Vivir ya el Reino de Dios mientras él todavía no volvió. Una mirada cristiana al mundo contemporáneo.

Cuando los verdugos entran en escena

Pedro una vez le preguntó a Cristo sobre aquello que es nuestra mayor dificultad: el perdón. Es muy interesante la premisa de Pedro, al preguntar cuántas veces alguien debería ser perdonado en un único día y al sugerir la cantidad de 7 veces, demostró que creía que el perdón tenía un límite. Es posible que usted, hoy, y muchas otras personas también tengan esta impresión. La respuesta revolucionaria de Jesús fue mucho más que 7 veces en un único día, sino 70 veces 7 (Mat. 18:21-22). Mucho más allá de las 490 veces, lo que Jesús estaba proponiendo de manera didáctica es que no debe haber un límite para el perdón. Pero antes de profundizar en eso, aclaremos qué es el perdón.

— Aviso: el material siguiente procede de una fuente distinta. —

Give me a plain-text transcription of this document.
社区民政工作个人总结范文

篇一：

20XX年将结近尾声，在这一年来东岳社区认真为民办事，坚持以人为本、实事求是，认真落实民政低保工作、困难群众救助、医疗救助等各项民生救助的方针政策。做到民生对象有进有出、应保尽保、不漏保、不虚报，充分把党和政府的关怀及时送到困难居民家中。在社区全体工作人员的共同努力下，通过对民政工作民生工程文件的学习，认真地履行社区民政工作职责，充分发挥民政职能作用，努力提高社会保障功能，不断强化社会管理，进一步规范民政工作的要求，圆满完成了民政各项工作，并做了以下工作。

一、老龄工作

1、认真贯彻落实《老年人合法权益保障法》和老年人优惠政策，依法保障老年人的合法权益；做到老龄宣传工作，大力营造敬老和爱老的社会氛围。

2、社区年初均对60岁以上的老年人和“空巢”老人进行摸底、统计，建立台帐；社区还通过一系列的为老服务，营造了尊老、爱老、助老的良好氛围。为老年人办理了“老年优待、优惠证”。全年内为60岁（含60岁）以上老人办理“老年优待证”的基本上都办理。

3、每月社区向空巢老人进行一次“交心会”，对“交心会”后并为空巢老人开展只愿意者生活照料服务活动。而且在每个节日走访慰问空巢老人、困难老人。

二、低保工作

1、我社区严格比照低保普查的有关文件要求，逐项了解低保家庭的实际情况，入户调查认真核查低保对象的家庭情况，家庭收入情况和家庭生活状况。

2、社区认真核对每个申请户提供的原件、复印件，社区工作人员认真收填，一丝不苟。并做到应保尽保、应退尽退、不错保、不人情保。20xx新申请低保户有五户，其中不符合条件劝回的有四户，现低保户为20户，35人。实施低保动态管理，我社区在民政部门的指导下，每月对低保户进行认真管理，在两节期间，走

La misma palabra ya nos informa su significado más profundo. En portugués los substantivos pueden ser aumentados. Por ejemplo, puedo definir una casa enorme por los sustantivos con aumentativo: casa o caserón. Vaso, vasote. Silla, sillón. ¿Ya entendió a dónde quiero llegar? Exactamente, la palabra perdón es nada más que el substantivo “pérdida” con aumentativo. Eso es el perdón. Una pérdida enorme, una pérdida gigantesca. Todo el mundo que perdona tiene que perder. La palabra en inglés también conlleva esta idea. FORGIVE (unión del verbo “dar” con la preposición “para”) es una indicación de que quien perdona está entregando algo, donando de sí mismo, perdiendo de lo que le es propio. Dar, donar, entregar es nada más que la versión altruista de la palabra pérdida. Nadie dona sin entregar algo propio, sin perder lo que ya había conquistado.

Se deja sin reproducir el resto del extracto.